There is, however, a resolution III Placket-Burman design for 10 factors that only requires 12 runs. This experiment, along with the Hardness results, is shown in the table below.
Before analyzing the data, let’s note a few properties of this experiment that are important to keep in mind.
As stated above, the 10 main effects in this Plackett-Burman experiment can be estimated independently of each other. That is, there is no confounding between them. Each of the main effects, however, are partially confounded with not just a few two-factor interactions, but many. And the two-factor interactions are also partially confounded with several other two-factor interactions. In the Plackett Burman design for the Hardness experiment, for example, the main effect of Resin is partially confounded with 36 different two-factor interactions, and the Resin*Monomer two-factor interaction is partially confounded with 28 other two-factor interactions!
Clearly this confounding would be very difficult to resolve without a relatively large number of additional experimental runs, even after applying subject matter expertise. As a result, when analyzing a Plackett-Burman design, you must assume that it’s only the main effects that are potentially important, and not the interactions.
With 10 factors and a model that contains only the main effects, a 12-run design has just enough runs to obtain an estimate of the experimental error, so you can get p-values to assess the statistical significance of the effects. The estimates for each of the main effects, along with their corresponding test statistics and p-values (denoted Prob>|t|), are shown below. Recall that each of the main effects are partially confounded with multiple two-factor interactions. If you conclude that a main effect is significant, you’re assuming that the impacts of those confounded interactions are negligible.

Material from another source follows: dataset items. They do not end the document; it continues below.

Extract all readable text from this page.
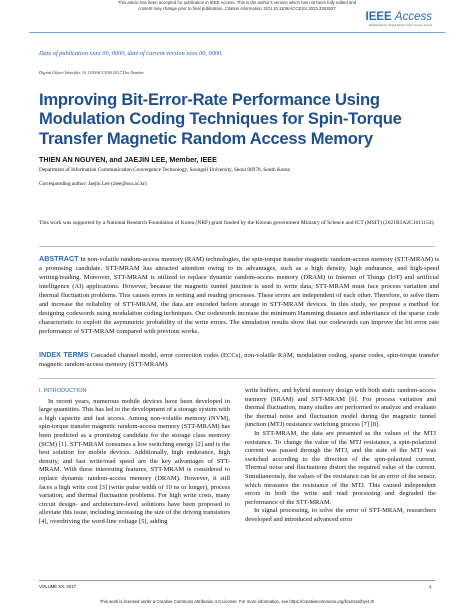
This article has been accepted for publication in IEEE Access. This is the author's version which has not been fully edited and
content may change prior to final publication. Citation information: DOI 10.1109/ACCESS.2023.3263527
IEEE Access
Multidisciplinary | Rapid Review | Open Access Journal
Date of publication xxxx 00, 0000, date of current version xxxx 00, 0000.
Digital Object Identifier 10.1109/ACCESS.2017.Doi Number
Improving Bit-Error-Rate Performance Using Modulation Coding Techniques for Spin-Torque Transfer Magnetic Random Access Memory
THIEN AN NGUYEN, and JAEJIN LEE, Member, IEEE
Department of Information Communication Convergence Technology, Soongsil University, Seoul 06978, South Korea
Corresponding author: Jaejin Lee (zlee@ssu.ac.kr).
This work was supported by a National Research Foundation of Korea (NRF) grant funded by the Korean government Ministry of Science and ICT (MSIT) (2021R1A2C1011154).
ABSTRACT In non-volatile random-access memory (RAM) technologies, the spin-torque transfer magnetic random-access memory (STT-MRAM) is a promising candidate. STT-MRAM has attracted attention owing to its advantages, such as a high density, high endurance, and high-speed writing/reading. Moreover, STT-MRAM is utilized to replace dynamic random-access memory (DRAM) in Internet of Things (IoT) and artificial intelligence (AI) applications. However, because the magnetic tunnel junction is used to write data, STT-MRAM must face process variation and thermal fluctuation problems. This causes errors in writing and reading processes. These errors are independent of each other. Therefore, to solve them and increase the reliability of STT-MRAM, the data are encoded before storage in STT-MRAM devices. In this study, we propose a method for designing codewords using modulation coding techniques. Our codewords increase the minimum Hamming distance and inheritance of the sparse code characteristic to exploit the asymmetric probability of the write errors. The simulation results show that our codewords can improve the bit error rate performance of STT-MRAM compared with previous works.
INDEX TERMS Cascaded channel model, error correction codes (ECCs), non-volatile RAM, modulation coding, sparse codes, spin-torque transfer magnetic random-access memory (STT-MRAM).
I. INTRODUCTION

In recent years, numerous mobile devices have been developed in large quantities. This has led to the development of a storage system with a high capacity and fast access. Among non-volatile memory (NVM), spin-torque transfer magnetic random-access memory (STT-MRAM) has been predicted as a promising candidate for the storage class memory (SCM) [1]. STT-MRAM consumes a low switching energy [2] and is the best solution for mobile devices. Additionally, high endurance, high density, and fast write/read speed are the key advantages of STT-MRAM. With these interesting features, STT-MRAM is considered to replace dynamic random-access memory (DRAM). However, it still faces a high write cost [3] (write pulse width of 10 ns or longer), process variation, and thermal fluctuation problems. For high write costs, many circuit design- and architecture-level solutions have been proposed to alleviate this issue, including increasing the size of the driving transistors [4], overdriving the word-line voltage [5], adding

write buffers, and hybrid memory design with both static random-access memory (SRAM) and STT-MRAM [6]. For process variation and thermal fluctuation, many studies are performed to analyze and evaluate the thermal noise and fluctuation model during the magnetic tunnel junction (MTJ) resistance switching process [7] [8].

In STT-MRAM, the data are presented as the values of the MTJ resistance. To change the value of the MTJ resistance, a spin-polarized current was passed through the MTJ, and the state of the MTJ was switched according to the direction of the spin-polarized current. Thermal noise and fluctuations distort the required value of the current. Simultaneously, the values of the resistance can be an error of the sensor, which measures the resistance of the MTJ. This caused independent errors in both the write and read processing and degraded the performance of the STT-MRAM.

In signal processing, to solve the error of STT-MRAM, researchers developed and introduced advanced error

VOLUME XX, 2017	1
This work is licensed under a Creative Commons Attribution 4.0 License. For more information, see https://creativecommons.org/licenses/by/4.0/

A common strategy in the screening stage is to use a higher significance level (alpha) when deciding which terms are important, to avoid potentially missing factors that truly do impact the response. For example, you might choose a significance level of 0.10 prior to analyzing your screening data. In subsequent experiments with the important factors you identified from your screening study, you would likely use a lower significance level (e.g., 0.05) to evaluate the significance of the model terms.

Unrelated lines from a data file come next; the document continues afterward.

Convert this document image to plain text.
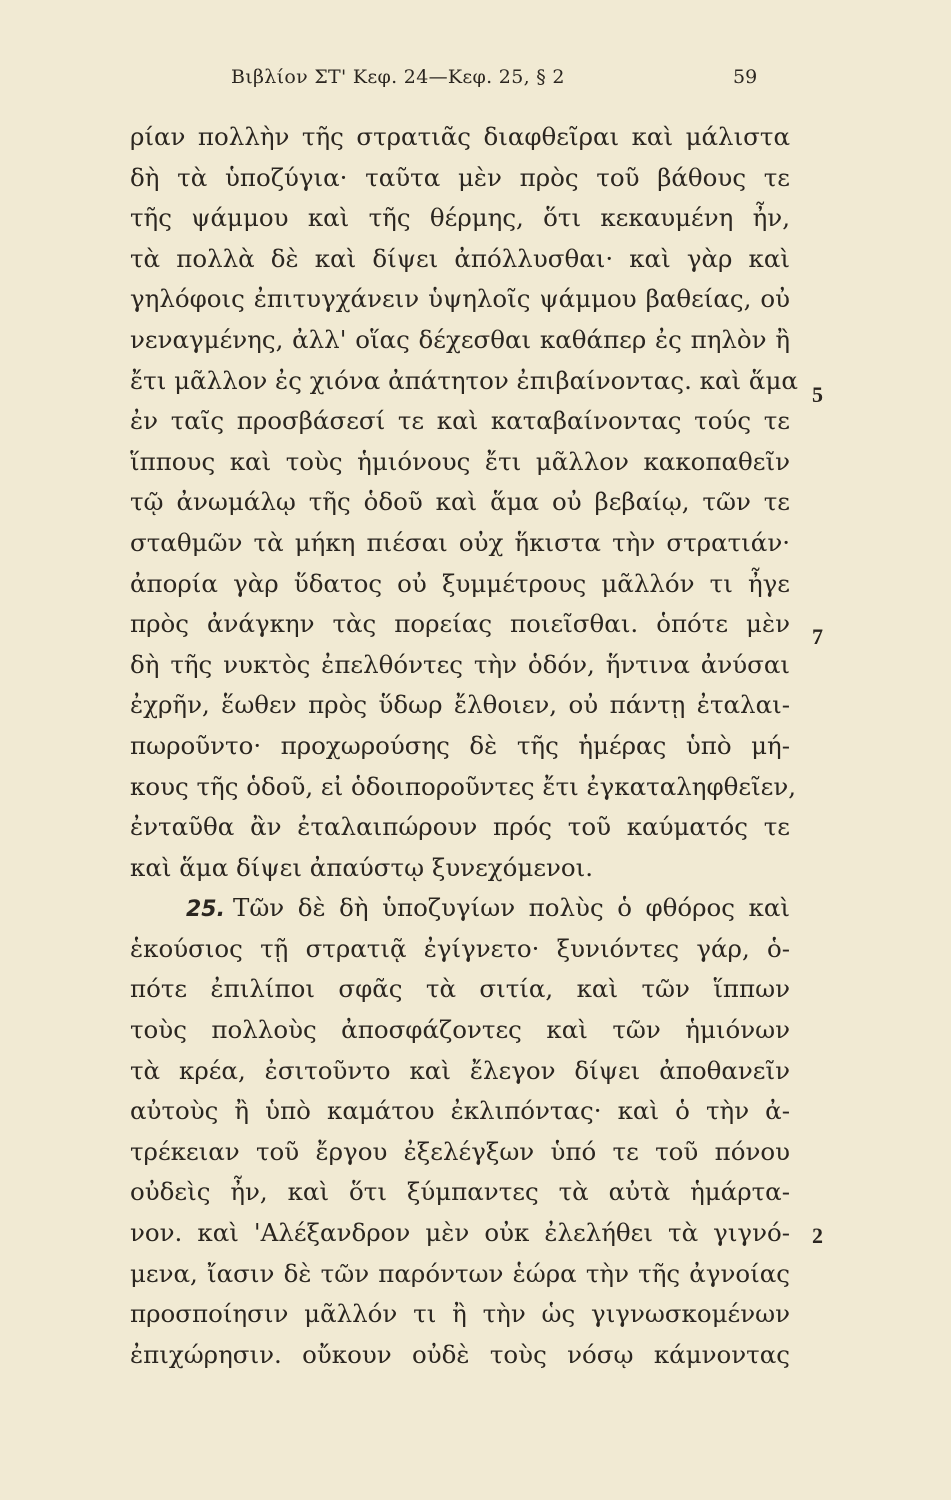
Βιβλίον ΣΤ' Κεφ. 24—Κεφ. 25, § 2	59
ρίαν πολλὴν τῆς στρατιᾶς διαφθεῖραι καὶ μάλιστα
δὴ τὰ ὑποζύγια· ταῦτα μὲν πρὸς τοῦ βάθους τε
τῆς ψάμμου καὶ τῆς θέρμης, ὅτι κεκαυμένη ἦν,
τὰ πολλὰ δὲ καὶ δίψει ἀπόλλυσθαι· καὶ γὰρ καὶ
γηλόφοις ἐπιτυγχάνειν ὑψηλοῖς ψάμμου βαθείας, οὐ
νεναγμένης, ἀλλ' οἵας δέχεσθαι καθάπερ ἐς πηλὸν ἢ
ἔτι μᾶλλον ἐς χιόνα ἀπάτητον ἐπιβαίνοντας. καὶ ἅμα
ἐν ταῖς προσβάσεσί τε καὶ καταβαίνοντας τούς τε
ἵππους καὶ τοὺς ἡμιόνους ἔτι μᾶλλον κακοπαθεῖν
τῷ ἀνωμάλῳ τῆς ὁδοῦ καὶ ἅμα οὐ βεβαίῳ, τῶν τε
σταθμῶν τὰ μήκη πιέσαι οὐχ ἥκιστα τὴν στρατιάν·
ἀπορία γὰρ ὕδατος οὐ ξυμμέτρους μᾶλλόν τι ἦγε
πρὸς ἀνάγκην τὰς πορείας ποιεῖσθαι. ὁπότε μὲν
δὴ τῆς νυκτὸς ἐπελθόντες τὴν ὁδόν, ἥντινα ἀνύσαι
ἐχρῆν, ἕωθεν πρὸς ὕδωρ ἔλθοιεν, οὐ πάντῃ ἐταλαι-
πωροῦντο· προχωρούσης δὲ τῆς ἡμέρας ὑπὸ μή-
κους τῆς ὁδοῦ, εἰ ὁδοιποροῦντες ἔτι ἐγκαταληφθεῖεν,
ἐνταῦθα ἂν ἐταλαιπώρουν πρός τοῦ καύματός τε
καὶ ἅμα δίψει ἀπαύστῳ ξυνεχόμενοι.
25. Τῶν δὲ δὴ ὑποζυγίων πολὺς ὁ φθόρος καὶ
ἑκούσιος τῇ στρατιᾷ ἐγίγνετο· ξυνιόντες γάρ, ὁ-
πότε ἐπιλίποι σφᾶς τὰ σιτία, καὶ τῶν ἵππων
τοὺς πολλοὺς ἀποσφάζοντες καὶ τῶν ἡμιόνων
τὰ κρέα, ἐσιτοῦντο καὶ ἔλεγον δίψει ἀποθανεῖν
αὐτοὺς ἢ ὑπὸ καμάτου ἐκλιπόντας· καὶ ὁ τὴν ἀ-
τρέκειαν τοῦ ἔργου ἐξελέγξων ὑπό τε τοῦ πόνου
οὐδεὶς ἦν, καὶ ὅτι ξύμπαντες τὰ αὐτὰ ἡμάρτα-
νον. καὶ 'Αλέξανδρον μὲν οὐκ ἐλελήθει τὰ γιγνό-
μενα, ἴασιν δὲ τῶν παρόντων ἑώρα τὴν τῆς ἀγνοίας
προσποίησιν μᾶλλόν τι ἢ τὴν ὡς γιγνωσκομένων
ἐπιχώρησιν. οὔκουν οὐδὲ τοὺς νόσῳ κάμνοντας
5
7
2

Using a significance level of 0.10, three factors appear to be important: Plasticizer, Filler, and Cooling Rate. Filler has the largest effect with a standardized estimate of 7.25, followed by Plasticizer (2.75) and Cooling Rate (1.75).
Conclusion
In screening experiments, the intent is not to build a model fully describing the relationship between the factors and the response. Instead, the goal is to find a subset of all the candidate factors to guide the next round of experimentation. Based on the results in our example above, a logical next step would be to design an experiment with just Filler, Plasticizer, and Cooling Rate to estimate the main effects and perhaps their interactions. In a situation where the results of the initial Plackett-Burman design are less clear, the original design can be augmented with additional runs to eliminate some or all of the confounding. Once you have identified the important factors and their potential interactions, you can take the next step of designing experiments to find the factor settings that optimize your response or responses.